TLSR: Most times the list of claims in a patent is very long, and will include things like mechanism of action, targets, production, et al. If you can make those claims specific enough, you are building a wall around that therapeutic.
JK: That's exactly right. Having specific claims backed up by clinical data and supported with IP builds a wall. That's what makes longevity for a product.
TLSR: One general concern is that I never hear anyone suggest a potential problem with readministration of allogeneic cells to the same patient. In an eight-week period, a patient can develop antibodies to cell surface antigens, and there is the potential for an anaphylactoid response. I'm guessing that so far it hasn't been a problem. How do we deal with this?

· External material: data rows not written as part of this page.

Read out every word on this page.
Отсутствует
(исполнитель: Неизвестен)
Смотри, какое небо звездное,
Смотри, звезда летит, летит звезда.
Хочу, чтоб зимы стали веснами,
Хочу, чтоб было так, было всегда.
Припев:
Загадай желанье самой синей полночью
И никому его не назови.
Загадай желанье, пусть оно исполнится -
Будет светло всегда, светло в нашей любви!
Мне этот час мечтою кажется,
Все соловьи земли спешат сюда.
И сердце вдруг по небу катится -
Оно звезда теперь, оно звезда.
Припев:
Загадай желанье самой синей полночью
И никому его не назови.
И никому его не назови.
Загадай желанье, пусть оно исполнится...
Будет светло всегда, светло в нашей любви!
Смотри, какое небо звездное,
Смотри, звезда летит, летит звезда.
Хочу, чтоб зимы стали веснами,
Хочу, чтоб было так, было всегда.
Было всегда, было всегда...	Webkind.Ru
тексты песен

JK: Most of those who raise red flags about retreatment with allogeneic cells are the autologous players. It was interesting to me that Dr. Jonathan Sackner-Bernstein, who presented for NeoStem Inc. (NBS:NYSE.MKT) at the ARM conference, ended his presentation with safety and risk. Basically, as an autologous player, NeoStem wants to maximize the risk of allo (allogeneic or allograft) cell therapy. I absolutely agree with NeoStem that a person's own cells are safe. However, there are increases in time, processing, patient inconvenience and cost associated with an autologous product versus an allo product. Allo products are "off the shelf" and therefore relatively cheap, and can be administered when needed, like a drug taken off the shelf. I understand why autologous makers might maximize allogeneic risk.
The reality, based on my conversations with allogeneic companies, is that they have not seen immune reactions and, in fact, have demonstrated that their products demonstrate a degree of immune privilege.
At the end of the day, I personally believe that, whether autologous or allogeneic, cells go to the target area, exert their local effects and leave. In other words, even autologous cells are not necessarily integrating into the heart or other tissues and organs. The cells are acting as microdrug factories that show up, do the job, impact the surrounding (local) environment and leave.
TLSR: Let me turn that question around a bit and go to the topic of autologous therapies. I wonder if there's much thought given to the fact that the disease phenotype we're treating with autologous materials has been caused by the genotype contained in the same cells that we're giving back to these patients. In my mind this would certainly be a concern in cardiovascular and neurodegenerative diseases, which are surely heritable.
JK: That's a great question. Let me rephrase it: Is the condition of the patient a factor in the state of his or her own cells? Clearly, if we talk about Athersys, Mesoblast, Pluristem or Osiris, we're talking about allogeneic cells that come from young, healthy donors. These are not people who are 60 or 70 years old, who have diabetes or multiple comorbidities. There are arguments both ways. Clearly, the autologous companies try to maximize the allogeneic immune risks that you asserted in the previous question, and the allogeneic companies try to maximize the host comorbidity, cell-vitality argument. To the question about the risk of administering same-genotype cells that could produce the same disease phenotype, the allo companies will say that this is where they shine versus the auto companies, where this is a risk.
One consideration that does seem to be emerging is that cells sourced from adipose tissue, as in the Cytori model, seem to be healthier than cells sourced from marrow. A company like Cytori may have a strategic advantage by using an adipose-sourced cell. But this has not been proven to be a factor in a clinical trial, and it's only through clinical trials that we're going to be able to answer this argument.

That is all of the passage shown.